Now when the students turn in their final writing drafts, Vandermark asks if they think they used their "super-neat college handwriting." If not, he has them practice certain letters again.
"They think it's a blast and it gets them focused on how they are writing," said Vandermark, who teaches at Sunset View Elementary in Provo.
But over the years, schools have focused less on handwriting. Most early-grade elementary school classes spend 25 to 50 minutes on handwriting instruction a week — as much as some schools used to spend every day on penmanship, said Kathleen Wright, national product manager at Zaner-Bloser, one of the nation's largest handwriting curriculum publishers. Schools have more pressure and time constraints due to the emphasis on high-stakes testing ushered in by the No Child Left Behind Act of 2001, meaning there isn't as much time to focus on handwriting.
Some schools have already given up on teaching cursive and more may follow in the coming years as the new state-led Common Core standards, set to be implemented by 44 states (including Utah) in the 2014-15 school year, do not require students to learn cursive and do not mention handwriting as part of the curriculum at all. Currently, the Utah curriculum does specify that students should learn how to write legibily and fluently.

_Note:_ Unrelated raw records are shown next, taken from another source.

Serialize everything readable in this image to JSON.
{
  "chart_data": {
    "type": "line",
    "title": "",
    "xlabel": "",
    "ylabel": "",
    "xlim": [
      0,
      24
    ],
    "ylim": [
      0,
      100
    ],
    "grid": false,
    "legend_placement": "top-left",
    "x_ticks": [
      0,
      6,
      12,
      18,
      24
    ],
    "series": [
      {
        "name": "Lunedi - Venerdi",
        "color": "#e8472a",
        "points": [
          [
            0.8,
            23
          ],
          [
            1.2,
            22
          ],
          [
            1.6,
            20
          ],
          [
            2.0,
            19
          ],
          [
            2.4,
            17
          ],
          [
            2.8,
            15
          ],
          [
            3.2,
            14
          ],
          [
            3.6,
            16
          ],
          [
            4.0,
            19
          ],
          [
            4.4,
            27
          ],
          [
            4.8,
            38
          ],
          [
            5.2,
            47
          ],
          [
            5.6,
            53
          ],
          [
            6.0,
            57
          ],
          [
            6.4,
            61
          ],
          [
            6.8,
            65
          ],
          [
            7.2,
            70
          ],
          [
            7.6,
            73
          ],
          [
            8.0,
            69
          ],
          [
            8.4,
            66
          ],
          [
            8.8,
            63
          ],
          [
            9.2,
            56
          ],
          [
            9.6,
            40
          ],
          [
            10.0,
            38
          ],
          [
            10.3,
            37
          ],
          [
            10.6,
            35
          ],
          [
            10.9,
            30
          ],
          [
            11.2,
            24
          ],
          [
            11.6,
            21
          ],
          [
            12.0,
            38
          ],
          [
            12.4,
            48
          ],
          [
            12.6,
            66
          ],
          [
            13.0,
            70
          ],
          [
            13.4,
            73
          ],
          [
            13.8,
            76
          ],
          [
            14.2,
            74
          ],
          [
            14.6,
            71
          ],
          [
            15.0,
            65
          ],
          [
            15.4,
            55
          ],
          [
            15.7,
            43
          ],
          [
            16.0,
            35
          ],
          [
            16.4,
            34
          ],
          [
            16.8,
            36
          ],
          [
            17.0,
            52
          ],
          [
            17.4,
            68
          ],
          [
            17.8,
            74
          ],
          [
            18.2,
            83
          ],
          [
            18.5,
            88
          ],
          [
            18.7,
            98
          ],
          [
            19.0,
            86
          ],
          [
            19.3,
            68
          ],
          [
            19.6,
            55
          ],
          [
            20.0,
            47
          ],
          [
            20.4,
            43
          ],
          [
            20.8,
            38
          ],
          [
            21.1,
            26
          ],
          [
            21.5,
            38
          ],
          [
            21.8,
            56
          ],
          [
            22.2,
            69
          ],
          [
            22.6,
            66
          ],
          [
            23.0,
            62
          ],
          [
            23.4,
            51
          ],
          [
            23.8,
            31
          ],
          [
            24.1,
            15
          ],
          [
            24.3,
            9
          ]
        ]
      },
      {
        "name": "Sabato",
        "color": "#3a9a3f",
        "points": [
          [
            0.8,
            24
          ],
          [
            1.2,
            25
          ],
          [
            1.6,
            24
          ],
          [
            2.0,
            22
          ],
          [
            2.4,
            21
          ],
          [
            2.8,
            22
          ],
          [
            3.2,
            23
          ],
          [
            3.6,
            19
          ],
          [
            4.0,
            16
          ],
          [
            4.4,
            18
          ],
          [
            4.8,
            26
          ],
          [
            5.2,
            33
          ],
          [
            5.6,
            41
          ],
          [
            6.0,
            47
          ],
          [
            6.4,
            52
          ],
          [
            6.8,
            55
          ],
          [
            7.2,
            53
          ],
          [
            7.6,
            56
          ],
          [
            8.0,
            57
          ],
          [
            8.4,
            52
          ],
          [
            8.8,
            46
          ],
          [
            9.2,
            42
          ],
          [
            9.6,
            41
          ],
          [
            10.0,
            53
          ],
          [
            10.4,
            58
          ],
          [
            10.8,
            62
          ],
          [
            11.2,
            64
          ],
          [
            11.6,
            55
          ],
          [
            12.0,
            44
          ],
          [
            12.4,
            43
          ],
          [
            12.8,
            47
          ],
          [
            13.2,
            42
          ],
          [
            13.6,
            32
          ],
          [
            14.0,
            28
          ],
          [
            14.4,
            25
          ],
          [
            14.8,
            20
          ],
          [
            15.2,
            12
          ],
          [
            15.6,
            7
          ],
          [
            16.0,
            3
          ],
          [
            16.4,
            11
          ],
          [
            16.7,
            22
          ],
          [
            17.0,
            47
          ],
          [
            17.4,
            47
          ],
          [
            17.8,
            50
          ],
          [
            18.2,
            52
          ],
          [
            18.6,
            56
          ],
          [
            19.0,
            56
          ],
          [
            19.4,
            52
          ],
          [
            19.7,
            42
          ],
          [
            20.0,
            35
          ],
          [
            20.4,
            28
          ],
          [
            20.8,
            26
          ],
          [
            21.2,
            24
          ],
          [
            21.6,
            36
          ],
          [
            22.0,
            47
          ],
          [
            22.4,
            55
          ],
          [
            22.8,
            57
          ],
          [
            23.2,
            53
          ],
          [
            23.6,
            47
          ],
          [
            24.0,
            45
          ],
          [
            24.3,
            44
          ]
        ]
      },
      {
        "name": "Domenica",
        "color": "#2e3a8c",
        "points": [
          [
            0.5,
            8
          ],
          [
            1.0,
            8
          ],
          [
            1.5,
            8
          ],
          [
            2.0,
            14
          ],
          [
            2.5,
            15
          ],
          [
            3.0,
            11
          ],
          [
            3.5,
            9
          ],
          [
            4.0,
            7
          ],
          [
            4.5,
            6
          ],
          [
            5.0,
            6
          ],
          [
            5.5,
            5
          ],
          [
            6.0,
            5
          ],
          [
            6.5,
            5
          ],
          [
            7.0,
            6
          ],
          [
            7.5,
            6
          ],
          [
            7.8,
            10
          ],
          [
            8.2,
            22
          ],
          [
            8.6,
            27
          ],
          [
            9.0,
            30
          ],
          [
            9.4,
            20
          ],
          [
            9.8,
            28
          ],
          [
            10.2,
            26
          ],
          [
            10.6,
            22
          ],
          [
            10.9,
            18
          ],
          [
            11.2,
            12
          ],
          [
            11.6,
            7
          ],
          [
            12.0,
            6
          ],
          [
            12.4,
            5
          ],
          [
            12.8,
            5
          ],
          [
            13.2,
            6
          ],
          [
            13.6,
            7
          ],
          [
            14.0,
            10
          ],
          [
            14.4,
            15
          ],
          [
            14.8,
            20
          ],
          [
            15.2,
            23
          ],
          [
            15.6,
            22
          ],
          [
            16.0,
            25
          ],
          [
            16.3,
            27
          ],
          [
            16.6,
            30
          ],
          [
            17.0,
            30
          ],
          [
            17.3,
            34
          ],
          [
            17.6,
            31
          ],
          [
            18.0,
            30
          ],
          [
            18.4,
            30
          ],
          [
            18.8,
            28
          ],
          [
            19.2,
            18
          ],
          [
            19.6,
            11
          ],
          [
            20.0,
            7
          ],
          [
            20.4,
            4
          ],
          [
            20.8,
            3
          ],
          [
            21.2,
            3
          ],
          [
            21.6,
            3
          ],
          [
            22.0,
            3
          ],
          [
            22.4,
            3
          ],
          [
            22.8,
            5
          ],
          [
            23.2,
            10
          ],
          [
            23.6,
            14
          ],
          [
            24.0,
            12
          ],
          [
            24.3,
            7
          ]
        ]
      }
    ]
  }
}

Research has shown that learning to write letters by hand is an important part in language development and helps children learn how to read faster and better, said Karin Harman James, a professor of psychology and neuroscience at Indiana University who has done extensive research on the topic.
The demand for students to know how to write well remains, as 80 percent of the work students do in the classroom is still done by hand, said Steve Graham, professor of education at Vanderbilt University.
Advantages to handwriting
Earlier this month, students at Reid School, a private school in Salt Lake City, sat down and practiced their handwriting skills. Kindergartners practiced writing the lowercase letter "r" and corrected their teacher when she modeled the letter and wrote it too tall or backwards. Students in the upper-level writing class practiced writing the cursive lowercase "l".
For the first three weeks of school, preschoolers through eighth-graders practice their letters for at least 45 minutes a day, said Ethna Reid, director of the school. Reid has had parents who can't believe the difference in their child's handwriting after just a few days at the school.
"Handwriting is so important nowadays," Reid said, adding that it helps children develop good critical thinking skills. "The better the handwriting, the more you write, and the more you write, the more you think."
Learning to write by hand is especially important in the early years, said Harmon, who is known in the linguistic world for her brain-imaging study on children.
Her studies have shown that manually printing words as compared to typing letters and words has different effects on the brain. Actually forming the letters on paper activates the portions of the brain that help with letter recognition and reading.
"Printing helps children to be able to identify letters and identifying letters is the highest predictor of reading success," Harmon said. Subsequent studies have shown that learning to write while learning to read helps children read better and faster than just learning to read without the writing component.
Better handwriting also generally equals better grades, said Graham, with Vanderbilt University.